En Terapia de pareja, Terapia individual

 

Sigan con el post de esta semana, que giraba hacia el miedo a la soledad, quisiera explicar en este escrito lo que he observado en varias personas, durante estos años de trabajo.

Es muy cierto que muchas personas se encuentran atrapadas en relaciones de pareja no satisfactorias, y éste es un motivo que a menudo les lleva a terapia.

Manifiestan ser infelices dentro de la relación, sentirse atrapados, aburridos, no satisfechos, cansados. A veces este malestar se traduce en un continuo de discusiones de mayor nivel, otras en una especie de chantaje emocional mutuo, en otros casos son pequeños pero constantes conflictos, malentendidos, desencanto, etc.

Una de las preguntas que hago a menudo es porqué siguen con esta pareja, ya menudo la respuesta es porque me gusta, la quiero, porque cuando estamos bien estamos muy bien….

Otra pregunta que suelo hacer es que ha oído si alguna vez han estado a punto de dejarlo, la respuesta es casi siempre la misma: Miedo.

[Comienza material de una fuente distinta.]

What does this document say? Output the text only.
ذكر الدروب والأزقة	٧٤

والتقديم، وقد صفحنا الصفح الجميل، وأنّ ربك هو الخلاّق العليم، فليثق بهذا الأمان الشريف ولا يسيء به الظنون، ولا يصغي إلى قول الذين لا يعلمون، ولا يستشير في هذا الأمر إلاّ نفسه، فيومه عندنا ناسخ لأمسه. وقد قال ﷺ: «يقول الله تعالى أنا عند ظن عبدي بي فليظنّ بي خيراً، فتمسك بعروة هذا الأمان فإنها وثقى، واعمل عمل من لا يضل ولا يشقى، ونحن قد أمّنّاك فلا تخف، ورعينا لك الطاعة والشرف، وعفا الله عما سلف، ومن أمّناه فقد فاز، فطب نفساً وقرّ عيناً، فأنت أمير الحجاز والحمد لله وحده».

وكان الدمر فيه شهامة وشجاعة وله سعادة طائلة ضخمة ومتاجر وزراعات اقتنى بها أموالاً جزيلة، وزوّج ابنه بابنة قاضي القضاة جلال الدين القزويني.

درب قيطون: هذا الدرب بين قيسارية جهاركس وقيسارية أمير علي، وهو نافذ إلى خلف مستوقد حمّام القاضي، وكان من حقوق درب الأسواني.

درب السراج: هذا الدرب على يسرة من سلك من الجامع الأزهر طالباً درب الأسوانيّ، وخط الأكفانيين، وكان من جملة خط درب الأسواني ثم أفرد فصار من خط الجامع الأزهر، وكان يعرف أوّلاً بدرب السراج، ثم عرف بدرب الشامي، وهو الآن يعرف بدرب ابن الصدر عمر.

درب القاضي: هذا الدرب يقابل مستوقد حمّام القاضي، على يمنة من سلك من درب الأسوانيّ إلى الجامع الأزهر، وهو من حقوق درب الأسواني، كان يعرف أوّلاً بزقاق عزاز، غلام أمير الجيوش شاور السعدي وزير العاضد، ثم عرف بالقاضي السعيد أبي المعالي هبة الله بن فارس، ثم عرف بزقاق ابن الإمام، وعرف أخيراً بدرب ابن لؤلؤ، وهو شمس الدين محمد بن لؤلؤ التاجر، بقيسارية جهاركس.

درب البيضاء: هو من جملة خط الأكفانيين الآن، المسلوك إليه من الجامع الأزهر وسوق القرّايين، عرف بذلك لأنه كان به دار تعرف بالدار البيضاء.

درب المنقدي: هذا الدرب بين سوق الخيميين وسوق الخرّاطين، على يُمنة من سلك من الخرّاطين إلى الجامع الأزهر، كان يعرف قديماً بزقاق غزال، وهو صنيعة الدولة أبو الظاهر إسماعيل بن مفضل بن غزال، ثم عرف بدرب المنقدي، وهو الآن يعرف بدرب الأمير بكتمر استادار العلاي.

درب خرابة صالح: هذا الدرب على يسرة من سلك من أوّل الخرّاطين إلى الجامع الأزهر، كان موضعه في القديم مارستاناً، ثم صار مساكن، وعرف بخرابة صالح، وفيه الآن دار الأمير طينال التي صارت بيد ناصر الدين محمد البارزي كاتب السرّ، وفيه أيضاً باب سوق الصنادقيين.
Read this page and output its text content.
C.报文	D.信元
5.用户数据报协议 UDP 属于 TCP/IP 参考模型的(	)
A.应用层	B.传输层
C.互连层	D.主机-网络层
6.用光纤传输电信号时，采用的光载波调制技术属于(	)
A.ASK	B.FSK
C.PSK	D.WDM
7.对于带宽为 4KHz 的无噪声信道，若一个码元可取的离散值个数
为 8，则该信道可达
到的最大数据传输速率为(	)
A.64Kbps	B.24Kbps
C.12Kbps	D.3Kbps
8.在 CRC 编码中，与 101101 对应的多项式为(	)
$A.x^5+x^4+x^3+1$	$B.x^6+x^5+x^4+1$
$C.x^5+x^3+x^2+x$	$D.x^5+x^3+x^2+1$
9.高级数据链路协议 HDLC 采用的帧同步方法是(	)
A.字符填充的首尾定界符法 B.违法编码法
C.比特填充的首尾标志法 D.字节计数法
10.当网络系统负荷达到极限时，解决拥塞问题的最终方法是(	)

He sentido miedo.

Uno de los miedos que explica por qué seguimos con la pareja, a pesar de las discusiones, las desavenencias, como muy bien se explicaba en el post anterior, es el miedo a la soledad, a estar solo con uno mismo, a quedarse sin pareja y todo lo que esto real o imaginariamente implica.

Pero ante la pregunta: ¿Qué es lo que te da más miedo a quedarte sin él/ella?, a menudo la respuesta es: Que la echaría de menos.

Entonces, insisto: ¿Y que es lo peor de echar de menos a alguien? ¿Qué nos pasa, cómo estamos cuando echamos de menos a alguien?

Y la respuesta aquí sí, invariablemente es: que lo pasemos mal, que no estamos bien. En conclusión: que sufrimos.

Y éste es un gran miedo del ser humano: sufrir.

Todo el mundo es consciente de que después de una ruptura conoces a otras personas, lo más probable es rehacer tu vida de pareja, superarlo y volverse a enamorar o a amar a otro. Todo el mundo sabe que nadie es imprescindible y que podemos amar a más de una persona y que podremos ser felices de nuevo. Pero la perspectiva del sufrimiento, a menudo, hace que muchas personas prefieran seguir con quienes están, a pesar de no estar bien.

Esto nos pasa por ser corto plazistas, porque se nos hace angustiando la idea de que después de la rotura habrá un período de duelo y por tanto sufrimiento, a pesar de saber que se acaba superando.

Perdemos por tanto el miedo al sufrimiento, al cabo de abajo, forma parte de la vida. No existe vida sin sufrimiento. Estamos completamente preparados para soportarlo, para hacerle frente, incluso para integrarlo y sacar un aprendizaje vital.

Durante este tiempo posterior a la rotura puedo aprovechar para hacer un repaso de lo que falló, de qué errores puedo aprender, de dónde empezó a ir todo mal, de lo que no quiero volver a repetir en próximas relaciones, de perdonarme y perdonar en el otro, etc.

Perdemos el miedo al sufrimiento y pensamos a medio y largo plazo, porque después de la ruptura, del luto y el sufrimiento, lo más probable, es que tendremos la oportunidad de construir otra relación, y darnos una nueva oportunidad.